It’s interesting that SEC Chairwoman Mary Schapiro
is only now increasing regulation of money market mutual funds. MMMFs are
mutual funds that hold fixed income assets, usually short-term (less than one
year) assets like commercial paper. Their liability side has a fixed value
claim of $1. When Lehman collapsed, Reserve Primary Fund, a large MMMF, broke
the buck, meaning it lowered its share price below $1. This caused a run on the
Fund, and subsequently a general run on money market mutual funds. The government
had to step in and guarantee all existing MMMF claims.

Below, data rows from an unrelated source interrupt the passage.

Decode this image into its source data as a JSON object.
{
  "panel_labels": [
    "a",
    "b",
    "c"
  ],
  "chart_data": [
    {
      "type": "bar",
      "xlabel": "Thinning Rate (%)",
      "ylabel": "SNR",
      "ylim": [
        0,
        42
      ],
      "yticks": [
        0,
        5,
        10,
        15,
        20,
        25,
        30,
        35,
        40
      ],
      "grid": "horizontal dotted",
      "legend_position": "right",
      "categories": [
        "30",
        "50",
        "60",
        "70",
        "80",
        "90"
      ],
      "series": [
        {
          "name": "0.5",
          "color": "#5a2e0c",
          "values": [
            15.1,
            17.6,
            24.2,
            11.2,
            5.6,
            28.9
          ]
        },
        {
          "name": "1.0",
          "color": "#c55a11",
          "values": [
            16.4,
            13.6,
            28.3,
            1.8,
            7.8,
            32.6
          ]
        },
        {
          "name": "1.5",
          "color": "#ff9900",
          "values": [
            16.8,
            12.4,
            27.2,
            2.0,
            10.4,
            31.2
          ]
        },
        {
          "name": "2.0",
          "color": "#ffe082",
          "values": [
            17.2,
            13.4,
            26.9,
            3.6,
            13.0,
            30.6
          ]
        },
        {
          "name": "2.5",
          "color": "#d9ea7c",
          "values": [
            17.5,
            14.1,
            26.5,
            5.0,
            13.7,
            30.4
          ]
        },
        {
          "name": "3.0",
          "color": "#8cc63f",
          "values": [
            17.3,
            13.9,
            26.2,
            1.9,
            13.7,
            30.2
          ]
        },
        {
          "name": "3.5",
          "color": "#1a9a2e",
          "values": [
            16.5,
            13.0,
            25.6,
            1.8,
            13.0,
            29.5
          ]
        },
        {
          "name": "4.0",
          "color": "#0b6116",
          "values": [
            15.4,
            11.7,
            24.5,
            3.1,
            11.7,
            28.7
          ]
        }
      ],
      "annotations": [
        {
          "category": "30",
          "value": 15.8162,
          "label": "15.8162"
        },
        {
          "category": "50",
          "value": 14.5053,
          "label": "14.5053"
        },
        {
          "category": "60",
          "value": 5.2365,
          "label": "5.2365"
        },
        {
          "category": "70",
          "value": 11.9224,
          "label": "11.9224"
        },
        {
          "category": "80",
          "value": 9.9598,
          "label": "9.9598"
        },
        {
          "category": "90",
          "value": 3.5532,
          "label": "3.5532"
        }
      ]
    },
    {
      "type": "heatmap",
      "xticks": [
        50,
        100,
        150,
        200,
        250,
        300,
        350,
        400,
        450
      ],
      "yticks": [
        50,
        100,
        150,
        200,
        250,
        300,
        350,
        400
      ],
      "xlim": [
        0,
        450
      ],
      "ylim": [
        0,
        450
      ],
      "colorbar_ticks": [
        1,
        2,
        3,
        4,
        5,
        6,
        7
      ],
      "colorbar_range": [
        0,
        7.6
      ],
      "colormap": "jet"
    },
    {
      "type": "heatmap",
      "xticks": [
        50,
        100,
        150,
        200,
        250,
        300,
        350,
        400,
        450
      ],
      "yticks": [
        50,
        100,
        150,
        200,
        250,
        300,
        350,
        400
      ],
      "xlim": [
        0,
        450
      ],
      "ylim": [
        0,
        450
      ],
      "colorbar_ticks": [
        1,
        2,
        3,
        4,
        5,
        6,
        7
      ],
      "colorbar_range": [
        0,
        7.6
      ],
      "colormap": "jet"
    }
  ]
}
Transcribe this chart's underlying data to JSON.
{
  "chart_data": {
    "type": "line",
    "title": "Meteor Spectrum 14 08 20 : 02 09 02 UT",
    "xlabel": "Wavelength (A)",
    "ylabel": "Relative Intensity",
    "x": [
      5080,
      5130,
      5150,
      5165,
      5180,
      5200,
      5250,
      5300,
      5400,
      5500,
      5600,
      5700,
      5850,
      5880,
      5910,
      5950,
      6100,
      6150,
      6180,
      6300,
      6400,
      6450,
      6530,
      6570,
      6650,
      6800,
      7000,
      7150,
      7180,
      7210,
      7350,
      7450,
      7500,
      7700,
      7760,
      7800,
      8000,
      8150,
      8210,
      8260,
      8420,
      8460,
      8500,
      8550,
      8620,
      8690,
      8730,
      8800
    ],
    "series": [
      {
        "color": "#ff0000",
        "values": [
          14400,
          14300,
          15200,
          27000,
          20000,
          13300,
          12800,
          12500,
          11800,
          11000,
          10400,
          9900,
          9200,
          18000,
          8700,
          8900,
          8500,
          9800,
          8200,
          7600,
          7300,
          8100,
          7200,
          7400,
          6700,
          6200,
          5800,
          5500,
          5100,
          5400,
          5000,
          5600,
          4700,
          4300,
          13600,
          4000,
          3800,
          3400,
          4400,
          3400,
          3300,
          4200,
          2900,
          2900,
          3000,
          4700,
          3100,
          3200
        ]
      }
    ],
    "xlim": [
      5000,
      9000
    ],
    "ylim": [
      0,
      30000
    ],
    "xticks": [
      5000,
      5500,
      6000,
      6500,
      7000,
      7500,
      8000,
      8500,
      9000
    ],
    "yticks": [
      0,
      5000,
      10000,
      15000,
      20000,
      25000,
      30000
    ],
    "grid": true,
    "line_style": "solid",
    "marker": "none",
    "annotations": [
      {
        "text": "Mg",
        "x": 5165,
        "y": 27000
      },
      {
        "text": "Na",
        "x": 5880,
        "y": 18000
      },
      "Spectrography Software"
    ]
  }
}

Now Schapiro is proposing several regulations:
- capital buffer against the assets in the MMMF portfolio
- limit amount of shared that can be redeemed at
any one time
- or, in lieu of the limit, make funds float their
net asset values, meaning they will no longer be fixed to $1
The limit on the number of shares is curious
since, as I understand, money market mutual funds can already hold money back
for 90 days, although they rarely do this. Also, I am not sure how the limit-or-float
mechanism would prevent an imitator run like the one that happened in 2008 when
Reserve Primary Fund broke the buck. Presumably the limit prolongs the run, but
the float encourages it, as a falling share price may spook investors and spark
a run.
The capital buffer is also curious. I presume,
although I have not checked, that the size of the 2008 run exceeds the size of
the capital buffer than Schapiro is proposing. This means that her proposed
regulation would not have stopped the 2008 run from occurring. A friend
recently mused that financial regulation is always designed to avoid the
previous crisis. Well, it should do at least that.